El equivalente fílmico al White Album de The Beatles por su disparidad, los Pythons abordan la vida, desde su origen hasta el fin, yendo directo a la yugular de todo lo que socialmente consideramos respetable y de buen gusto. Profana, ácida y tontorrona en dosis iguales.

Escena clave para convencerte: “Every Sperm is Sacred”.

9. Labyrinth (1986)

Tiene canciones de David Bowie, quien hace de villano y viste un leotardo marca-paquete. Calla y ve a verla ahora.

Escena clave para convencerte: “Within you” (la escena con las escaleras tipo M. C. Escher)

8. Hedwig and the Angry Inch (2001)

Relato de amor no apto para intolerantes, que abusa un poco del más es más. Aun así, si te animas a ver más allá del plumaje y de la infame pulgada del título, comprenderás el sufrimiento de quienes viven al otro lado de las barreras que imponemos muchas veces sin darnos cuenta.

Escena clave para convencerte: “Origin of Love”.

7. Sweeney Todd: The Demon Barber of Fleet Street (2007)

Sé que tiene sus detractores y entiendo que la mezcla de terror gore con música tipo Broadway no es para todos los paladares. Pero la música de Stephen Sondheim, en manos de un Tim Burton sin ataduras, pone los pelos de punta. La película es una receta diabólicamente singular.

Escena clave para convencerte: “My friends”.

6. Pink Floyd: The Wall (1982)

Música y animación van muy de la mano, como Disney ha sabido aprovechar. Pero no esperes nada cercano a esa fórmula en este relato de alienación y autodestrucción. Buena suerte con las pesadillas.

Escena clave para convencerte: Cuál otra… “Another Brick in the Wall”.

5. Dancer in the Dark (2000)

Desde su estreno, la sinergia trágica de Lars von Trier y Björk ha dejado petrificados de dolor y en shock a todos los públicos que han visto esta joya. Y creías que todos los musicales eran cursis, nojoda.
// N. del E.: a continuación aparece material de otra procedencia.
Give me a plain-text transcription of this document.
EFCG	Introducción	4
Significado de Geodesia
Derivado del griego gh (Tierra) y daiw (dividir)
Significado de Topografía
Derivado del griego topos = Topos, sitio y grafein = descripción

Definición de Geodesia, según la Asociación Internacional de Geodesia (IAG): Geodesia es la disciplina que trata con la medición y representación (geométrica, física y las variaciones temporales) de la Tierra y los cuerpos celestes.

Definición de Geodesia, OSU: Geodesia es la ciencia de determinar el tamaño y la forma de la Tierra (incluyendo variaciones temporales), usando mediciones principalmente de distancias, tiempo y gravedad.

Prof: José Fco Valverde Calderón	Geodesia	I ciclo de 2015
Escena clave para convencerte (spoiler): “New World”.

4. The Muppet Movie (1979)

No puedes odiar a los Muppets. Repito. No los puedes odiar. Puede que no te emocionen, pero no los puedes odiar porque eres un ser humano. Por ende, no puedes odiar esta película. Además, puedes apreciar una época en la que personajes infantiles decían cosas que hoy estarían censuradísimas.
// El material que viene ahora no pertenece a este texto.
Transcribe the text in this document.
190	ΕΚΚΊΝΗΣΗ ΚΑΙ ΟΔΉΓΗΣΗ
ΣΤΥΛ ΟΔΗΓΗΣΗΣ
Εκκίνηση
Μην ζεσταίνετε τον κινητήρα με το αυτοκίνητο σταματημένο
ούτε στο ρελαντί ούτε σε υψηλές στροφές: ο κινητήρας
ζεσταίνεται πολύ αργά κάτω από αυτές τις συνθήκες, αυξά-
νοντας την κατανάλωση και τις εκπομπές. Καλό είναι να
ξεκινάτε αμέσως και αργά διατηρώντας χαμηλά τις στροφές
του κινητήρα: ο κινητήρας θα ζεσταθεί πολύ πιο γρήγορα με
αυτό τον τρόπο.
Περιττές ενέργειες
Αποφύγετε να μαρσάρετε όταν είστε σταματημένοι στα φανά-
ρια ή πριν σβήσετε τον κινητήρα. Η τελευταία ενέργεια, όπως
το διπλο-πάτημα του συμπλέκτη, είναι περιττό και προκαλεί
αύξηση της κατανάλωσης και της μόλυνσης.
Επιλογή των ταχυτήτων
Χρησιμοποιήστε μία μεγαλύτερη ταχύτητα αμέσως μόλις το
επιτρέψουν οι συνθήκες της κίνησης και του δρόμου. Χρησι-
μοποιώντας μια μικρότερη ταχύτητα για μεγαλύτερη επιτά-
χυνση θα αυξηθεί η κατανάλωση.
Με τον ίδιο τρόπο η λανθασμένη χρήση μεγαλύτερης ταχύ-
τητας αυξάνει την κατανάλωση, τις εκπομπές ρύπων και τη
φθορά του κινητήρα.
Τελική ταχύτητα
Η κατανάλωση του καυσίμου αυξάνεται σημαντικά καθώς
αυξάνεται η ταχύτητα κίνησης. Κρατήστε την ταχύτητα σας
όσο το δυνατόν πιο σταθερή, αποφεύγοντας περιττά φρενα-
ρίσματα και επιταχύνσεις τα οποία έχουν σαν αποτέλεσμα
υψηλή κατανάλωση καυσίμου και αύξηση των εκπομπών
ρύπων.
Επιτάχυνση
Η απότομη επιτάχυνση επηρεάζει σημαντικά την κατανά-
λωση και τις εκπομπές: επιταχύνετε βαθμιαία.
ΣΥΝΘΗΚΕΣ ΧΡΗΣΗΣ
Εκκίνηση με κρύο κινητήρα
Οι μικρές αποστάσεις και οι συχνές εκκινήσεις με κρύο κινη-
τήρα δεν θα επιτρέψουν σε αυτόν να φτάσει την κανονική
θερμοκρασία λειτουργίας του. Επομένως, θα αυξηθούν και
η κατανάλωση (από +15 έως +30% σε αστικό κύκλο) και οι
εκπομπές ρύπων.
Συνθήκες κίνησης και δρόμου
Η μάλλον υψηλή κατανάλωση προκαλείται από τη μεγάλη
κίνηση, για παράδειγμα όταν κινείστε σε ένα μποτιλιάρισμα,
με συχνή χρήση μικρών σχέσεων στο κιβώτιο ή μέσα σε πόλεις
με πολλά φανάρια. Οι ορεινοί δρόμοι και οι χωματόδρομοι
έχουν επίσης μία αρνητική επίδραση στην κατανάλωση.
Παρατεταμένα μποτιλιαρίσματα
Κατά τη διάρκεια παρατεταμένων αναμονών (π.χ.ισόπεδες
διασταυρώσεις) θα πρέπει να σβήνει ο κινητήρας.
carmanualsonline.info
Escena clave para convencerte: “I Hope That Something Better Comes Along”.

3. Grease (1978)

Es estupenda, así que relaja esas cejas y deja el odio. Dale una oportunidad. Es mucho más divertida de lo que crees. En serio.

Escena clave para convencerte: “You’re the one that I want”.
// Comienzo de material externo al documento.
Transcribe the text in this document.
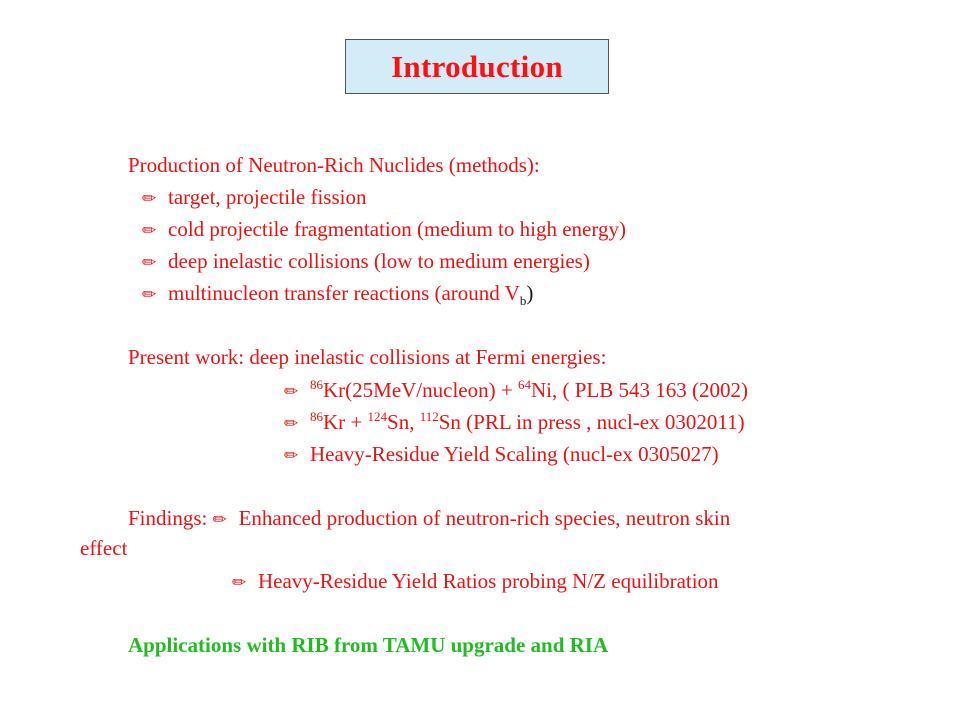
Introduction
Production of Neutron-Rich Nuclides (methods):
✏ target, projectile fission
✏ cold projectile fragmentation (medium to high energy)
✏ deep inelastic collisions (low to medium energies)
✏ multinucleon transfer reactions (around $V_b$)
Present work: deep inelastic collisions at Fermi energies:
✏ $^{86}$Kr(25MeV/nucleon) + $^{64}$Ni, ( PLB 543 163 (2002)
✏ $^{86}$Kr + $^{124}$Sn, $^{112}$Sn (PRL in press , nucl-ex 0302011)
✏ Heavy-Residue Yield Scaling (nucl-ex 0305027)
Findings: ✏ Enhanced production of neutron-rich species, neutron skin
effect
✏ Heavy-Residue Yield Ratios probing N/Z equilibration
Applications with RIB from TAMU upgrade and RIA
2. South Park: Bigger, Longer & Uncut (1999)

South Park agarró al género musical por las pelotas para, simultáneamente, rendirle pleitesía y reírse de él. Trey Parker y Matt Stone son capaces de sacar un chiste de todo, pero a la hora de componer canciones se lo toman muy en serio.

Escena clave para convencerte: “Up There”.

1. The Blues Brothers (1980)

Comedia disparatada que usa el blues de Chicago para expresar las ilusiones y chascos de la clase media trabajadora, dirigida por John Landis con absoluta devoción y respeto al legado musical de estrellas de la talla de James Brown, Cab Calloway, Aretha Franklin y Ray Charles, entre muchos otros que, junto a los hermanos Jake y Elwood Blues, nos regalan secuencias musicales de infarto.

¿Elegir una? Imposible.

Escenas claves para convencerte: Think, el grito alarido de liberación femenina, y Everybody needs somebody to love.